Royal Dutch Shell reported lower-than-expected third-quarter adjusted earnings after taking a $400m hit from Hurricane Ida’s impact on operations and said it was setting new targets for carbon emission cuts
The company on Thursday said earnings fell by 25% quarter on quarter to $4.13bn, below analyst forecasts of $5.31bn and compared with $955m a year ago.
It also set new targets for carbon emission cuts, saying it was now aiming for 50% by 2030, compared to 2016 levels on a net basis.
The new goal covers Scope 1 and Scope 2 emissions, which cover its operations and electricity usage, but does not affect so-called Scope 3 output, released when customers burn fuel.

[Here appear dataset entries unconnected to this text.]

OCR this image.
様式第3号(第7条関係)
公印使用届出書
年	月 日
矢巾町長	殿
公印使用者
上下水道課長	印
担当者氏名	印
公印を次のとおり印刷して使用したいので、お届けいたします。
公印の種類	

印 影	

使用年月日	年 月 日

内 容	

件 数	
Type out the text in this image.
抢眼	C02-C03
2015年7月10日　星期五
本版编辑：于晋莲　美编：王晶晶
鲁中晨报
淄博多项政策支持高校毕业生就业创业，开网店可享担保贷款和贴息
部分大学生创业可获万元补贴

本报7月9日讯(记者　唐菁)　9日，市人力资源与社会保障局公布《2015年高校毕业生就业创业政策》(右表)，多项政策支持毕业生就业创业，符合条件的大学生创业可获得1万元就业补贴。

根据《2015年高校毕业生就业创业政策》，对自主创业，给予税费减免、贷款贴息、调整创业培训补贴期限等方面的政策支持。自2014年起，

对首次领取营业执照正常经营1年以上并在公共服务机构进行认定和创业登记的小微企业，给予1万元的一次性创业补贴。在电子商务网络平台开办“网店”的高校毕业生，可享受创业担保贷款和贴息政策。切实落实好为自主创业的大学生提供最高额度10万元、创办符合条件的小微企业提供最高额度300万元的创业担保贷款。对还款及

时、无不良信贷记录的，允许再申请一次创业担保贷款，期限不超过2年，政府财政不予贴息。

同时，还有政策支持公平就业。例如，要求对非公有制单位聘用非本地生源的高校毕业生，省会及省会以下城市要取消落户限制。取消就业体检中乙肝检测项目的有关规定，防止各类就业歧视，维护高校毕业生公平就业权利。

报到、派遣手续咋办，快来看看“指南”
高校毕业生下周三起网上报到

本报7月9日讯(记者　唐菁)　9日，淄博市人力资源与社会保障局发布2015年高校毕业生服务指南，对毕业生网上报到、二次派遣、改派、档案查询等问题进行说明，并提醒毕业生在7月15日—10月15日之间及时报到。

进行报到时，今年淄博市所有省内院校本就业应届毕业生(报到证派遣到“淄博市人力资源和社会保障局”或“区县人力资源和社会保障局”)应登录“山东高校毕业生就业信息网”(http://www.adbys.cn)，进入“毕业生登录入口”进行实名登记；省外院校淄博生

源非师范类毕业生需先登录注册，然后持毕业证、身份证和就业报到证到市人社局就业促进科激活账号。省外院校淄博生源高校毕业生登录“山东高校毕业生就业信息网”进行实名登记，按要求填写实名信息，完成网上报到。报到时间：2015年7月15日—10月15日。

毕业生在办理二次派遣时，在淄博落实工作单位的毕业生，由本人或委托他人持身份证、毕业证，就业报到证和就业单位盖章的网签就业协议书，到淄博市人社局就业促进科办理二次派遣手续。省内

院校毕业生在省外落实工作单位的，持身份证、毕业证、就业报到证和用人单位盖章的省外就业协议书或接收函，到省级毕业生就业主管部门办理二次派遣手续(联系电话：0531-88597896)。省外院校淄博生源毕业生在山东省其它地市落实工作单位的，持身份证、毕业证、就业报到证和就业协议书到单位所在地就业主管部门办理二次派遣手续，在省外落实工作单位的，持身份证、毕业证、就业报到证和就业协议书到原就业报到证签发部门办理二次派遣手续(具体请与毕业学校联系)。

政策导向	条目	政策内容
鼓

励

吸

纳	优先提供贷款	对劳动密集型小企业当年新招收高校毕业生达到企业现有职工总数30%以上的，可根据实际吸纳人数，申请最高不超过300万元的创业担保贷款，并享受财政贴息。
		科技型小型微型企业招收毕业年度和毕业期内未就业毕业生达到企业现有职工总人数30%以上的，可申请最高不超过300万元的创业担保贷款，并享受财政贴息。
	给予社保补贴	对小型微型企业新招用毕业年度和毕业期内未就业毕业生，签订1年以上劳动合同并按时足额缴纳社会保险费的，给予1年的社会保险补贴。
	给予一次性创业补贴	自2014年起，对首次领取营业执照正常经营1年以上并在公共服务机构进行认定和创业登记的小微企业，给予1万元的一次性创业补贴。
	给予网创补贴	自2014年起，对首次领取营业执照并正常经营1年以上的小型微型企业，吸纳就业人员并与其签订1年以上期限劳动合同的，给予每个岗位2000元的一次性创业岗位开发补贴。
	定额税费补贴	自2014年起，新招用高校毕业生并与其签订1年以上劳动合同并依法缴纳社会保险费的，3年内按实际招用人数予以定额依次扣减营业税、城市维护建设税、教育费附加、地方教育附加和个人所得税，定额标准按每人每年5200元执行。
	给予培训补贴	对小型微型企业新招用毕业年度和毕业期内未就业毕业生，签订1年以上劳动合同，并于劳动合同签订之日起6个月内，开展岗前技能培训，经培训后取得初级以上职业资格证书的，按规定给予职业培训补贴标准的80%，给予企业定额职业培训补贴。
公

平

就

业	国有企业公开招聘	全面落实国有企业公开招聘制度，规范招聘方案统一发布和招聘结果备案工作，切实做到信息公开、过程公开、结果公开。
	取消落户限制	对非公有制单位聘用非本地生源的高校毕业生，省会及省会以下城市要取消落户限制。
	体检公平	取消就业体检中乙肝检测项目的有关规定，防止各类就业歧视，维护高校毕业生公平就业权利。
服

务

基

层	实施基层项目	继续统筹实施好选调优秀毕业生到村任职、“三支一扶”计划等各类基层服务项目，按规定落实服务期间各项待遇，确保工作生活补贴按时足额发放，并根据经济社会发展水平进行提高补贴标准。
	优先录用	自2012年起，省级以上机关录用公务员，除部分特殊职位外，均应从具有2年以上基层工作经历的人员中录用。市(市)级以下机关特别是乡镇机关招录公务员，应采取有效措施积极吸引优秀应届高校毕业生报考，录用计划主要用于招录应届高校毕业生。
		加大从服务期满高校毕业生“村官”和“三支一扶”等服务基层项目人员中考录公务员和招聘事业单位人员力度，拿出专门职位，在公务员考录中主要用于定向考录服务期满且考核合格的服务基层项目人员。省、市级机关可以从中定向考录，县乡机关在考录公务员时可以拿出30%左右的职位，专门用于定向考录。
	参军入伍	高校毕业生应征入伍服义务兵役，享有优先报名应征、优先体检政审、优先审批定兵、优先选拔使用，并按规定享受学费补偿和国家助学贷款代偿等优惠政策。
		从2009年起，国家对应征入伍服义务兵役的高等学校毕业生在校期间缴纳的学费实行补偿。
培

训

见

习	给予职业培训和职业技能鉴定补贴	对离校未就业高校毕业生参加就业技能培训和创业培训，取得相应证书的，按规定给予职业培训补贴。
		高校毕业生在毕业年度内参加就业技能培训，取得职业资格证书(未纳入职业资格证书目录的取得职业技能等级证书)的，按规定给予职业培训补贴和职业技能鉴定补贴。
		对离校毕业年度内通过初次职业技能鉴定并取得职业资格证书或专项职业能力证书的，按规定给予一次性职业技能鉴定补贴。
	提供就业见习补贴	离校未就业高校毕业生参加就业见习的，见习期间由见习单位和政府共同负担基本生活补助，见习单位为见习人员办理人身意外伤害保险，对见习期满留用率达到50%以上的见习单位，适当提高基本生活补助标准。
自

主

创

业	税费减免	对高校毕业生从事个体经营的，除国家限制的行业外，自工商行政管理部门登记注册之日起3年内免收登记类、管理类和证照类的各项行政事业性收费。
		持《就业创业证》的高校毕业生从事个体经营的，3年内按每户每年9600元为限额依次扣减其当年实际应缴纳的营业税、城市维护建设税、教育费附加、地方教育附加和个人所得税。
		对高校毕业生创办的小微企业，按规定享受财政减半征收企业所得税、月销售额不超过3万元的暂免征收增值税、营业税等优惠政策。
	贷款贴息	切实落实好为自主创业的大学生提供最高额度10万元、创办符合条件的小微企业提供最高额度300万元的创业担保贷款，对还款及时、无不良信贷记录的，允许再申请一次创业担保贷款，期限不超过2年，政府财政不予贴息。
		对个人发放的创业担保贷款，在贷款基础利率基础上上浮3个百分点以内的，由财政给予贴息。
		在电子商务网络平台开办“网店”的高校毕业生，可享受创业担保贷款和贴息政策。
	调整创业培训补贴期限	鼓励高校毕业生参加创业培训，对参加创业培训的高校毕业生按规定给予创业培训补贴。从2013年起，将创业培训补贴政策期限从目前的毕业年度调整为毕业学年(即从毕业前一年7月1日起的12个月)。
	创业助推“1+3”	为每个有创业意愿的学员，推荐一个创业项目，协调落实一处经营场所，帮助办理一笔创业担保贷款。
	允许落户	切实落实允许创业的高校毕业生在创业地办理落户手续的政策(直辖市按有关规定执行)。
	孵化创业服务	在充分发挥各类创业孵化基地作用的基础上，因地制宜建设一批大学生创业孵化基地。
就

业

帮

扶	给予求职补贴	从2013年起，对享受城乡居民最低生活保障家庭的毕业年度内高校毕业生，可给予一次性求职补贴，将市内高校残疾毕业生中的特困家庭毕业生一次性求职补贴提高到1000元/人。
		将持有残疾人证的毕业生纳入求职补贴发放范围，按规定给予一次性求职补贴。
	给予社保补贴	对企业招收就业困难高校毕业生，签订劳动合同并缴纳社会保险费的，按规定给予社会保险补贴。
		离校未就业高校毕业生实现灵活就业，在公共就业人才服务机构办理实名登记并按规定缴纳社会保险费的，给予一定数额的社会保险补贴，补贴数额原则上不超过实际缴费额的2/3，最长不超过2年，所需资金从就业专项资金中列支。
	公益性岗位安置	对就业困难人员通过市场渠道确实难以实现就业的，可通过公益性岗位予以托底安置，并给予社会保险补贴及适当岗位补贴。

Shell said the results were also hit by adverse one-off tax impacts, lower production volumes partly due to the impact of Hurricane Ida, and comparative lower contributions from trading and optimisation. This was partly offset by higher oil, LNG and gas prices.
Net debt was $57.5bn down from $65.7bn at the end of the second quarter 2021, mainly driven by free cash flow generation in the quarter and partly offset by dividends and share buybacks.
The company declared a 24 cent dividend and said it had completed $1bn of share buybacks were completed out of a total target of $2bn in the second half of 2021. Extra shareholder distributions of $7bn related to the Permian assets sale would start in 2022, post deal completion.
Shell is facing shareholder pressure after Dan Loeb’s Third Point Capital took a $700m stake in the firm and on Wednesday demanded a breakup of the energy giant into two parts – one that produces fossil fuels and the other focused on renewables.
A Dutch court has also ordered the company to cut carbon emissions much faster than it had previously planned.